A heavy downpour an hour before start time time which lasted for about 20 minutes turned the track quite greasy but the referee, following a track inspection by both teams, gave the green light for the match to go ahead and the surface improved as the night wore on.
This was a match Monarchs needed to win to consolidate their play-off credentials. Newcastle, on the other hand, are not in the running for a top-four spot and a miracle will be required to place them in contention. This didn’t mean they were easy opposition – far from it.
And to underline this in heat one, Diamonds No.1 Robert Lambert bustled his way past Monarchs skipper Sam Masters. And, with Ashley Morris claiming third place, relegating Monarchs’ Dutch star Theo Pijper to fourth position, this 4-2 got the Diamonds off to a solid start.

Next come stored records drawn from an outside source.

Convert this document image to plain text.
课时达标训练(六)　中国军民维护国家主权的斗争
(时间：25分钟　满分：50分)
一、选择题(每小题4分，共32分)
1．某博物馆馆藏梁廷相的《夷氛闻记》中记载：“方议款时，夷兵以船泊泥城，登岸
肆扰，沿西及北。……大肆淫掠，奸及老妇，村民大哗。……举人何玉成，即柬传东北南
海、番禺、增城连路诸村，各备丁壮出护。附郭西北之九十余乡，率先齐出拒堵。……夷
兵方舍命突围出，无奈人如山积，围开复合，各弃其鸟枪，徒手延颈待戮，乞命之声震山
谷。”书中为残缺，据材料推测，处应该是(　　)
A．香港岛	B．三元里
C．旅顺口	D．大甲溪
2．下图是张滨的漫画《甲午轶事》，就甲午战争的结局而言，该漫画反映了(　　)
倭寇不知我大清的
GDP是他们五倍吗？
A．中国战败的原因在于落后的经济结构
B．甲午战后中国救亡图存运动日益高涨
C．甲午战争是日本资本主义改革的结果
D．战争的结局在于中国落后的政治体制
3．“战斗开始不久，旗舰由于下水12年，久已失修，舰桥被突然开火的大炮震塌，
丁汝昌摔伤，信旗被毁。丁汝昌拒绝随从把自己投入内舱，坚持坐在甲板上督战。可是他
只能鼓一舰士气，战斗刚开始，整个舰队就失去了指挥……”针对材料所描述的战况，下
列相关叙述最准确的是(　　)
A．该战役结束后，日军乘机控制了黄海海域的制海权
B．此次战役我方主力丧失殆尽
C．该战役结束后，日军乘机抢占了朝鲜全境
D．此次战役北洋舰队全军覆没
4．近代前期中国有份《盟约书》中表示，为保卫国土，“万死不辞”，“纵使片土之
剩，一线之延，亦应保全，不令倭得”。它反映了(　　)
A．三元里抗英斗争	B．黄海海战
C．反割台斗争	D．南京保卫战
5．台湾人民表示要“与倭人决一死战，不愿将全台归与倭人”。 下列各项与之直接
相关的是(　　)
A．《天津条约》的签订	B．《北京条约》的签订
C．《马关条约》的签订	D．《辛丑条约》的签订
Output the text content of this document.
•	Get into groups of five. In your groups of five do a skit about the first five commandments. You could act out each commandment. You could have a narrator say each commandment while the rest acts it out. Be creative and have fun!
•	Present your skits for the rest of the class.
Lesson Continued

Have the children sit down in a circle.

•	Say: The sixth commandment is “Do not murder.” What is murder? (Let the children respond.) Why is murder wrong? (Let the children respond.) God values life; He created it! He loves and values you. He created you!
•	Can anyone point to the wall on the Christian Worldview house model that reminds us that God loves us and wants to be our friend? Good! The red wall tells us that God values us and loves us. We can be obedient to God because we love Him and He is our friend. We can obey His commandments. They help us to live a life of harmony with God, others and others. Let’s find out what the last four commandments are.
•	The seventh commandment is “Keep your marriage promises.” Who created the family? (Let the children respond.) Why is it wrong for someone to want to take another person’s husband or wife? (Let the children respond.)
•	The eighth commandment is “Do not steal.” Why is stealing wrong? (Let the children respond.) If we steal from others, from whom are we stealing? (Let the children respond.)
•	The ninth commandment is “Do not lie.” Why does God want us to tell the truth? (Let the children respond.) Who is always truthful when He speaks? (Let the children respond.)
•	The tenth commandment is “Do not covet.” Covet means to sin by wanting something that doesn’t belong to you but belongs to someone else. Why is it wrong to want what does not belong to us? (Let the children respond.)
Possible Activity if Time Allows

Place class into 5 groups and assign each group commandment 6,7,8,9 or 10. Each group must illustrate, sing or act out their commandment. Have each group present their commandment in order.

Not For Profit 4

Masters said: “The track seemed pretty good to me but the weather hasn’t helped the situation. We just have to do our best.”
And Monarchs looked all set to repay the favour in the second race, Mitchell Davey winning it by a country mile but his partner Josh Pickering, who had to start off 15 metres after bursting the tapes, falling off on the fourth turn of the last lap. Monarchs could ill afford to drop points even after two heats.
And disaster befell Monarchs in heat three when the Diamonds helped themselves to a 5-1 when Ludvig Lindgren and Lewis Rose easily outgunned Ricky Wells and Max Clegg which gave Newcastle a six-point lead at 12-6. And things were looking ominous for the home side. Newcastle guest star Richie Worrall defeated Erik Riss, who has been flying of late, in the fourth race. And, while Monarchs were able to share the points, it was Newcastle’s third race winner in four heats and overall they looked far sharper from the tapes.
Riss said: “I’ve been happy with how I’ve been riding. You need a good set-up for Armadale and I’ve found one and I just couldn’t make up the ground on Richie and had to settle for second.”
Monarchs then got a huge slice of luck in the next race when Lambert, who was away like a shot from the gate, unexpectedly slowed down allowing Wells and Max Clegg to slip through for a 5-1 to reduce Monarchs’ arrears to just two points, 16-14. It transpired Lambert’s ‘kill’ switch on his bike had come out.
And Monarchs tied the scores 18-18 with a 4-2 from Masters and Pijper in heat six.
Monarchs reached the halfway stage with the scores still level after Pijper won heat eight, but really reserve star Davey should have had the beating of Newcastle rookie Alfie Bowtell but trailed in last behind him.
Monarchs continued to throw points away like confetti and a retiral by Pijper in heat ten left partner Masters to go it alone. Luckily he won the race and the scores remained tied 30-30.
Monarchs’ heat leaders were scoring quite well but, against Newcastle’s weak reserves, the Monarchs tail-end duo Davey and Pickering were too often found wanting and that was unforgivable.
Newcastle’s Lewis Rose collided with his own team-mate Ben Hopwood, who careered into the safety fence, in heat 12. Rose was disqualified from the rerun and was taken to hospital by ambulance with a suspected broken collarbone causing a delay of almost 40 minutes.
And Monarchs took advantage of Newcastle’s misfortune in the rerun to grab a 5-1 from Pickering and Wells to take the lead for the first time in the match 38-34.
And Riss and Masters repeated the trick in heat 13 to push Monarchs closer to the winning line.
And a 3-3 in the penultimate race clinched the match for Monarchs. Riss fell in the last race but was disqualified after falling off on the fourth bend. Masters won the race for Monarchs.
Monarchs: Masters 13, Riss 11, Wells 9,Clegg 4, Davey 4, Pijer 4, Pickering 4.
Newcastle: Lindgren 10, Lambert 8, Worrall 7, Morris 5, Rose 5, Hopwood 2, Bowtell 0.